A Librational Model for the Propeller Blériot in the Saturnian Ring System

Abstract

Abstract The reconstruction of the orbital evolution of the propeller structure Blériot orbiting in Saturn’s A ring from recurrent observations in Cassini ISS images yielded a considerable offset motion from the expected Keplerian orbit. This offset motion can be composed by three sinusoidal harmonics with amplitudes and periods of 1845, 152, 58 km and 11.1, 3.7, and 2.2 years, respectively. In this paper we present results from N-body simulations, where we integrated the orbital evolution of a moonlet, which is placed at the radial position of Blériot under the gravitational action of the Saturnian satellites.
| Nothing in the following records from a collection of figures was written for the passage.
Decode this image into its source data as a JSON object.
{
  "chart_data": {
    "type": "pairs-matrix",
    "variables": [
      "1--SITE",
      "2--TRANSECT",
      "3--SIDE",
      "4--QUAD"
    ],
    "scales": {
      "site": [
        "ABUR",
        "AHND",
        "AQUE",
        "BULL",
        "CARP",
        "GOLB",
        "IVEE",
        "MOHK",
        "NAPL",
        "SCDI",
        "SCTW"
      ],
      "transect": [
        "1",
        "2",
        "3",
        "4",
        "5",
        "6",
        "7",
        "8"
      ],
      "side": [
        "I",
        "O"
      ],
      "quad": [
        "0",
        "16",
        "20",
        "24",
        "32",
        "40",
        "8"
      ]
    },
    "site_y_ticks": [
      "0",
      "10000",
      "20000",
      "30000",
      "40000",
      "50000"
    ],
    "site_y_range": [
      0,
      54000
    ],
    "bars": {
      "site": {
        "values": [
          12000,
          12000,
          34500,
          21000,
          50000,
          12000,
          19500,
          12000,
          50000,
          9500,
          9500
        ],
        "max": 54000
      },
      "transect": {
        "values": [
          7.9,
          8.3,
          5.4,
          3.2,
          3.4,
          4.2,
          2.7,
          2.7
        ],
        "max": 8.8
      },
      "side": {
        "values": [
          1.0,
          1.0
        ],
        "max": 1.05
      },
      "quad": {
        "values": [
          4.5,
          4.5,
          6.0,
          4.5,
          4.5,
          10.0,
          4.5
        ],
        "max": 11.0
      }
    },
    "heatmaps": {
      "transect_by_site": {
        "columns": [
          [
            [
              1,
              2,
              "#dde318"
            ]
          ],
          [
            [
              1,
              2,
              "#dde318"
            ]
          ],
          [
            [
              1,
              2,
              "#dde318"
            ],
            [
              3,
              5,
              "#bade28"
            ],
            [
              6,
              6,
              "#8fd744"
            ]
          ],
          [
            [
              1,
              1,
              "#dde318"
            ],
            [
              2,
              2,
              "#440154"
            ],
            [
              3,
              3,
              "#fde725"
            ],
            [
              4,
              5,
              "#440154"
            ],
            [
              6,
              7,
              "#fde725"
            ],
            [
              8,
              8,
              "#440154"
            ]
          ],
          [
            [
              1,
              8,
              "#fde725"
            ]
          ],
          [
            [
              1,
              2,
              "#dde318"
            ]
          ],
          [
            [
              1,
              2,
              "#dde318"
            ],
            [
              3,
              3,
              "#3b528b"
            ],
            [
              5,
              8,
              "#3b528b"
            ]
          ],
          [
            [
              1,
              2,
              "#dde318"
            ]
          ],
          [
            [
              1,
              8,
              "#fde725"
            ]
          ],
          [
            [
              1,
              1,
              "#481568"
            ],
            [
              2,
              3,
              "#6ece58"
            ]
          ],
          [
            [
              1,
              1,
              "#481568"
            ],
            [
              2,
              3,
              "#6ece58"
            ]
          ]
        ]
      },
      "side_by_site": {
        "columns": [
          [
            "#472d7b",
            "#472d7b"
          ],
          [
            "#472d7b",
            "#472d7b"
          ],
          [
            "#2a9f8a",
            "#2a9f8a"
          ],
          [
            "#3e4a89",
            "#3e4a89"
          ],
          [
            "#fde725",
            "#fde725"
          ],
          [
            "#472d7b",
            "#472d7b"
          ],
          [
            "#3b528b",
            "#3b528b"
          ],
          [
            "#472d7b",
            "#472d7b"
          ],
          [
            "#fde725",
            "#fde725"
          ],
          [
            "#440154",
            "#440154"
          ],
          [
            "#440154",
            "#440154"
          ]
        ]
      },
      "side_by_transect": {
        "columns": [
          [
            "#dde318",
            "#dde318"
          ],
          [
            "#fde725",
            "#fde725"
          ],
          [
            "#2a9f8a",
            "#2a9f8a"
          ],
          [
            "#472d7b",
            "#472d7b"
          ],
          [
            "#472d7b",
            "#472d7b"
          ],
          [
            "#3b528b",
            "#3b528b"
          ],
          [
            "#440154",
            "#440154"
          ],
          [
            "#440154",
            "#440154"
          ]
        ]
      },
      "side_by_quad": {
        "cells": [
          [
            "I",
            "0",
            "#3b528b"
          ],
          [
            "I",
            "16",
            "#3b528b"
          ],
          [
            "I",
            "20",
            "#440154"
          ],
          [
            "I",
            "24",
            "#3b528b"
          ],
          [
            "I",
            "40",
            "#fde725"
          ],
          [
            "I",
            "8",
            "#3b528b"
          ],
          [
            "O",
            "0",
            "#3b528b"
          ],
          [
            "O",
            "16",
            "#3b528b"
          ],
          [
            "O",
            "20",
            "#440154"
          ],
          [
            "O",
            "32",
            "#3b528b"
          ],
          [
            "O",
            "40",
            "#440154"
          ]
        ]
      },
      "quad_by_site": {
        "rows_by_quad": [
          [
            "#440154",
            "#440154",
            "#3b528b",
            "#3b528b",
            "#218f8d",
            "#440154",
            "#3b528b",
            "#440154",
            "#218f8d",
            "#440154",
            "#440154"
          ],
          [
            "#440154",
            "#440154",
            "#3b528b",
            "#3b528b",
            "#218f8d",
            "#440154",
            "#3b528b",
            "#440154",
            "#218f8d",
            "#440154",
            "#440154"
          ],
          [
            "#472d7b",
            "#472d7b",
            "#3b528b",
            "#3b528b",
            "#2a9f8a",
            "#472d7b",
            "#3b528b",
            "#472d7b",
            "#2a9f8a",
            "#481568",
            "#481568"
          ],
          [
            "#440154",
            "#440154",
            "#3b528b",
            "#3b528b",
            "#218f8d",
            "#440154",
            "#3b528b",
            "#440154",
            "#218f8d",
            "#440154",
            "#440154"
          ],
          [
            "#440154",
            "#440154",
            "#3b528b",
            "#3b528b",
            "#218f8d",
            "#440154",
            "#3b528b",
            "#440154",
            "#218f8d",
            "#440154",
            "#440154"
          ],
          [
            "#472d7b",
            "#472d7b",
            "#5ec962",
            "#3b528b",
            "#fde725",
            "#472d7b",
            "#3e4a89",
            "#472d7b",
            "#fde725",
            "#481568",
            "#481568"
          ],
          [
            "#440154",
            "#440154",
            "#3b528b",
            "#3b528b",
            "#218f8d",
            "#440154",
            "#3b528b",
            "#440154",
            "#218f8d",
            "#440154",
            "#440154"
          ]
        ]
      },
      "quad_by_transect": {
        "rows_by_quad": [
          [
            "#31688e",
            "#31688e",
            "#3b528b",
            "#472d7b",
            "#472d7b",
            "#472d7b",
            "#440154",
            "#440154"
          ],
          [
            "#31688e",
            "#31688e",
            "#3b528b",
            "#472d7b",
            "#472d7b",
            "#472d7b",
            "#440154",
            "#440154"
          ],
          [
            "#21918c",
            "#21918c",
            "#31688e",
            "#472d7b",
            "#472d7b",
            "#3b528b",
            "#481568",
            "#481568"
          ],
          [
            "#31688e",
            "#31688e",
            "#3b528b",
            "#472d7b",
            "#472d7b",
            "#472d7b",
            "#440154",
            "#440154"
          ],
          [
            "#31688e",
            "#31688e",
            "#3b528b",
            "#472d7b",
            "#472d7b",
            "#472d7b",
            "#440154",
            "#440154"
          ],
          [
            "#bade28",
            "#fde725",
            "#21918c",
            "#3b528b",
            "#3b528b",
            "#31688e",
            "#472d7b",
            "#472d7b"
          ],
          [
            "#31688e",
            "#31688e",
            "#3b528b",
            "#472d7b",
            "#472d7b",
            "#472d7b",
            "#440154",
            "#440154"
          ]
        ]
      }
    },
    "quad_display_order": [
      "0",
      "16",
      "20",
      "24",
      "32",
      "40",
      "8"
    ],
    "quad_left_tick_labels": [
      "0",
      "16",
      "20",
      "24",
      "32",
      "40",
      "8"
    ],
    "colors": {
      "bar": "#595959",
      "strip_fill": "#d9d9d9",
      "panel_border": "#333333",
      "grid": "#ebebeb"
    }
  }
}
Our simulations yield that, especially the gravitational interactions with Prometheus, Pandora, and Mimas are forcing the moonlet to librate with the right frequencies, but the libration amplitudes are too small to explain the observations. Thus, further mechanisms are needed to explain the amplitudes of the forced librations—e.g., moonlet–ring interactions. Here, we develop a model, where the moonlet is allowed to be slightly displaced with respect to its created gaps breaking the point symmetry and causing a repulsive force in this way. As a result, the evolution of the moonlet’s longitude can be described by a harmonic oscillator. In the presence of external forcing by the outer moons, the libration amplitudes get the more amplified the closer the forcing frequency is to the eigenfrequency of the disturbed propeller oscillator. Applying our model to Blériot, it is possible to reproduce a libration period of 13 years with an amplitude of about 2000 km.